Single cell-RNA sequencing (scRNA-seq) revolutionized biomedical research by providing unprecedented granularity to gene expression data. Thanks to scRNA-seq, it is now possible to obtain the expression profile of individual cells from large cell populations, just like it’s possible to distinguish between the features of each piece of fruit in a bowl of fruit salad. This has helped gain a better understanding of the role of cellular heterogeneity in physiology and pathology. However, sc-RNA seq does not provide any positional and spatial information about cells.

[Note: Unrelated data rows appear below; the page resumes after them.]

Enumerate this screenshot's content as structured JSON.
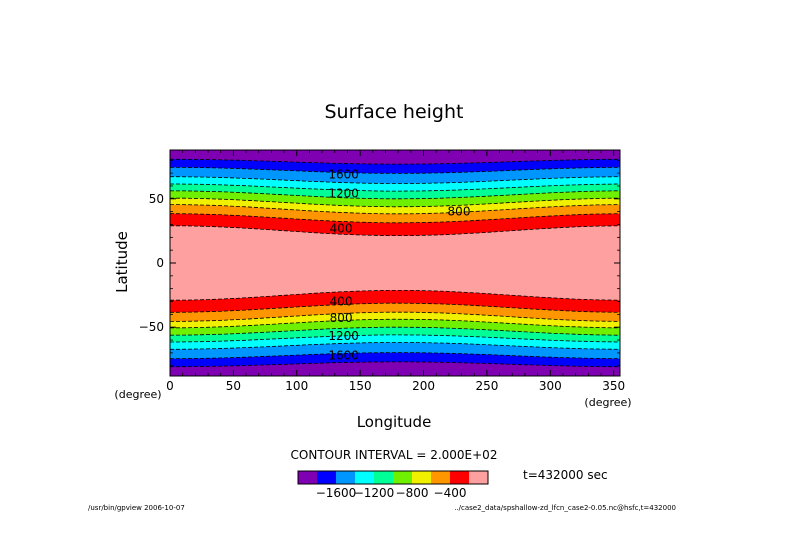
{
  "chart_data": {
    "type": "heatmap",
    "title": "Surface height",
    "xlabel": "Longitude",
    "ylabel": "Latitude",
    "xunit": "(degree)",
    "yunit": "(degree)",
    "xlim": [
      0,
      355
    ],
    "ylim": [
      -88,
      88
    ],
    "xticks": [
      0,
      50,
      100,
      150,
      200,
      250,
      300,
      350
    ],
    "yticks": [
      -50,
      0,
      50
    ],
    "contour_interval_text": "CONTOUR INTERVAL = 2.000E+02",
    "contour_interval": 200,
    "time_label": "t=432000 sec",
    "colorbar": {
      "levels": [
        -1800,
        -1600,
        -1400,
        -1200,
        -1000,
        -800,
        -600,
        -400,
        -200,
        0
      ],
      "tick_labels": [
        "−1600",
        "−1200",
        "−800",
        "−400"
      ],
      "colors": [
        "#7f00b2",
        "#0000ff",
        "#0096ff",
        "#00ffff",
        "#00ff96",
        "#6ef000",
        "#f0f000",
        "#ff9600",
        "#ff0000",
        "#ffa0a0"
      ]
    },
    "field_levels": [
      -1800,
      -1600,
      -1400,
      -1200,
      -1000,
      -800,
      -600,
      -400,
      -200,
      0
    ],
    "north_boundaries": {
      "levels": [
        -1800,
        -1600,
        -1400,
        -1200,
        -1000,
        -800,
        -600,
        -400,
        -200
      ],
      "lat_at_lon0": [
        80.8,
        74.5,
        67.2,
        61.5,
        56.2,
        50.5,
        45.5,
        38.4,
        29
      ],
      "lat_at_lon180": [
        77,
        69.8,
        61.9,
        56,
        50,
        43.8,
        38.3,
        31.3,
        21.3
      ]
    },
    "south_boundaries": {
      "levels": [
        -1800,
        -1600,
        -1400,
        -1200,
        -1000,
        -800,
        -600,
        -400,
        -200
      ],
      "lat_at_lon0": [
        -80.8,
        -74.5,
        -67.2,
        -61.5,
        -56.2,
        -50.5,
        -45.5,
        -38.4,
        -29
      ],
      "lat_at_lon180": [
        -77,
        -69.8,
        -61.9,
        -56,
        -50,
        -43.8,
        -38.3,
        -31.3,
        -21.3
      ]
    },
    "contour_labels": [
      {
        "text": "1600",
        "lon": 137,
        "lat": 69
      },
      {
        "text": "1200",
        "lon": 137,
        "lat": 54
      },
      {
        "text": "800",
        "lon": 228,
        "lat": 40
      },
      {
        "text": "400",
        "lon": 135,
        "lat": 27
      },
      {
        "text": "400",
        "lon": 135,
        "lat": -30
      },
      {
        "text": "800",
        "lon": 135,
        "lat": -43
      },
      {
        "text": "1200",
        "lon": 137,
        "lat": -57
      },
      {
        "text": "1600",
        "lon": 137,
        "lat": -72
      }
    ]
  },
  "footer": {
    "left": "/usr/bin/gpview  2006-10-07",
    "right": "../case2_data/spshallow-zd_lfcn_case2-0.05.nc@hsfc,t=432000"
  }
}
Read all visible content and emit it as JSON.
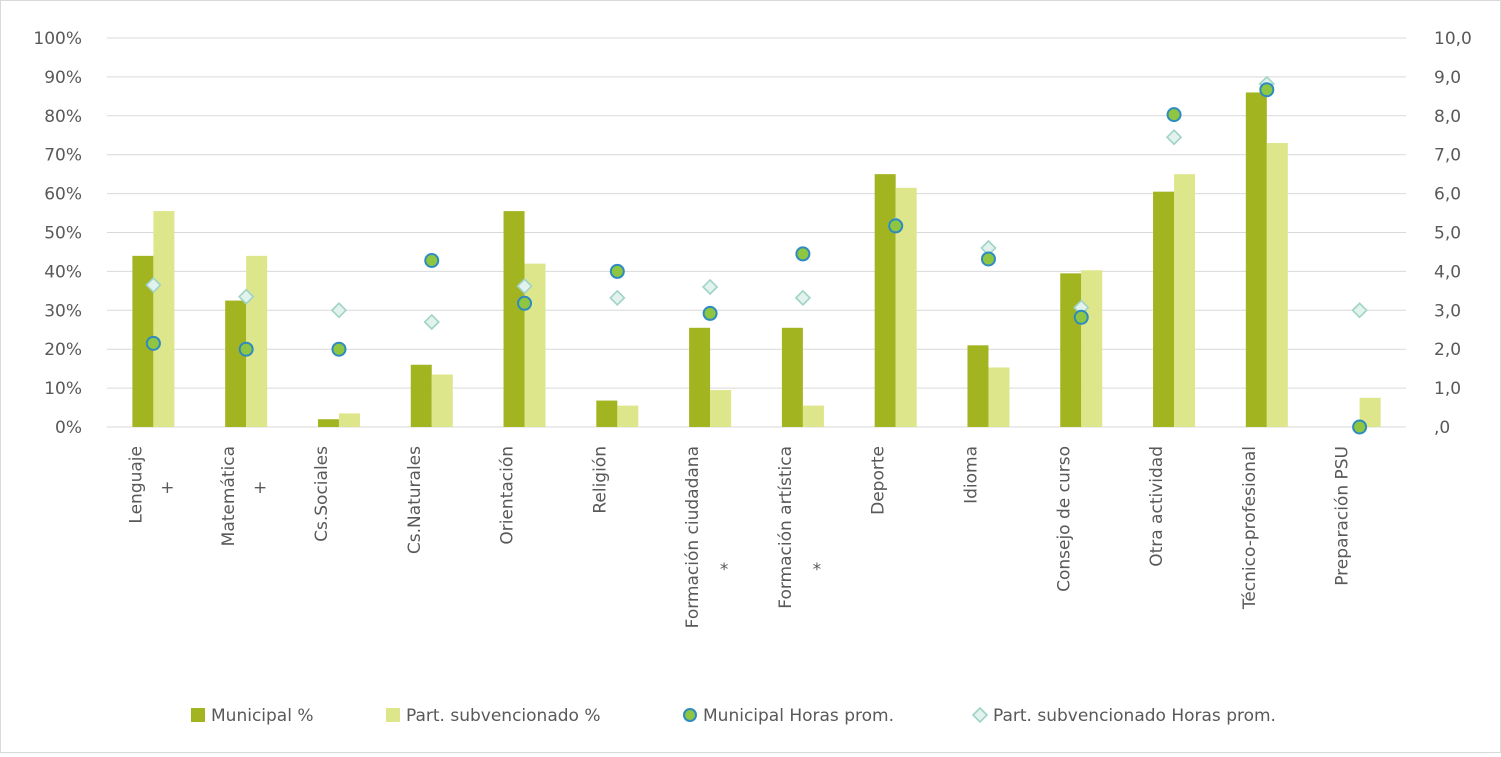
{
  "chart_data": {
    "type": "bar",
    "categories": [
      "Lenguaje",
      "Matemática",
      "Cs.Sociales",
      "Cs.Naturales",
      "Orientación",
      "Religión",
      "Formación ciudadana",
      "Formación artística",
      "Deporte",
      "Idioma",
      "Consejo de curso",
      "Otra actividad",
      "Técnico-profesional",
      "Preparación PSU"
    ],
    "category_marks": [
      "+",
      "+",
      "",
      "",
      "",
      "",
      "*",
      "*",
      "",
      "",
      "",
      "",
      "",
      ""
    ],
    "series": [
      {
        "name": "Municipal %",
        "kind": "bar",
        "axis": "left",
        "color": "#a2b420",
        "values": [
          44,
          32.5,
          2,
          16,
          55.5,
          6.8,
          25.5,
          25.5,
          65,
          21,
          39.5,
          60.5,
          86,
          0
        ]
      },
      {
        "name": "Part. subvencionado %",
        "kind": "bar",
        "axis": "left",
        "color": "#dde68a",
        "values": [
          55.5,
          44,
          3.5,
          13.5,
          42,
          5.5,
          9.5,
          5.5,
          61.5,
          15.3,
          40.3,
          65,
          73,
          7.5
        ]
      },
      {
        "name": "Municipal Horas prom.",
        "kind": "marker-circle",
        "axis": "right",
        "color": "#8ec641",
        "stroke": "#2e8bc0",
        "values": [
          2.15,
          2.0,
          2.0,
          4.28,
          3.18,
          4.0,
          2.92,
          4.45,
          5.17,
          4.32,
          2.82,
          8.03,
          8.67,
          0
        ]
      },
      {
        "name": "Part. subvencionado Horas prom.",
        "kind": "marker-diamond",
        "axis": "right",
        "color": "#e2f2ec",
        "stroke": "#9fd3c7",
        "values": [
          3.65,
          3.35,
          3.0,
          2.7,
          3.62,
          3.32,
          3.6,
          3.32,
          5.2,
          4.6,
          3.07,
          7.45,
          8.82,
          3.0
        ]
      }
    ],
    "y_left": {
      "ylim": [
        0,
        100
      ],
      "ticks": [
        "0%",
        "10%",
        "20%",
        "30%",
        "40%",
        "50%",
        "60%",
        "70%",
        "80%",
        "90%",
        "100%"
      ]
    },
    "y_right": {
      "ylim": [
        0,
        10
      ],
      "ticks": [
        ",0",
        "1,0",
        "2,0",
        "3,0",
        "4,0",
        "5,0",
        "6,0",
        "7,0",
        "8,0",
        "9,0",
        "10,0"
      ]
    },
    "grid": true,
    "legend_position": "bottom",
    "colors": {
      "grid": "#d9d9d9",
      "text": "#595959"
    }
  }
}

Spatial transcriptomics – the new kid on the block
Spatially resolved transcriptomics was originally invented in 2016 by Lundeberg, Frisen, and Stahl at KTH, Sweden. This technology provides gene expression data for large numbers of cells, while simultaneously adding another dimension to the data – positional information. Imaging techniques provide localization information but are not easily scalable. Combining molecular characteristics with positional information enables researchers to examine the tissue microenvironment in a holistic manner. Going back to the analogy of the fruit, spatial transcriptomics will tell us where each piece of fruit is present in the bowl, in addition to identifying the unique features of each fruit.
How it works
A typical workflow starts with isolating and staining tissue sections of interest, followed by visualization. The sections are then placed in physical contact with an array that holds RNA-binding capture probes. Permeabilizing the tissue sections frees RNAs, which bind to the capture probes on the array. The bound RNA is used to synthesize cDNA and subsequently generate sequencing libraries. Sequencing the libraries and visualizing the data tells us where our genes of interest are expressed and in which parts of the tissue sections.
Spatial reconstruction of tissues has seen varied applications, from neuroscience and developmental biology to tumor heterogeneity in oncology. A huge challenge though is managing the vast amounts of data produced with each experiment. The high dimensionality of the data also slows down the process of data analysis considerably. Working through these challenges in the years to follow could lead to the development of scalable techniques that harness the potential of integrating imaging and transcriptomics methods.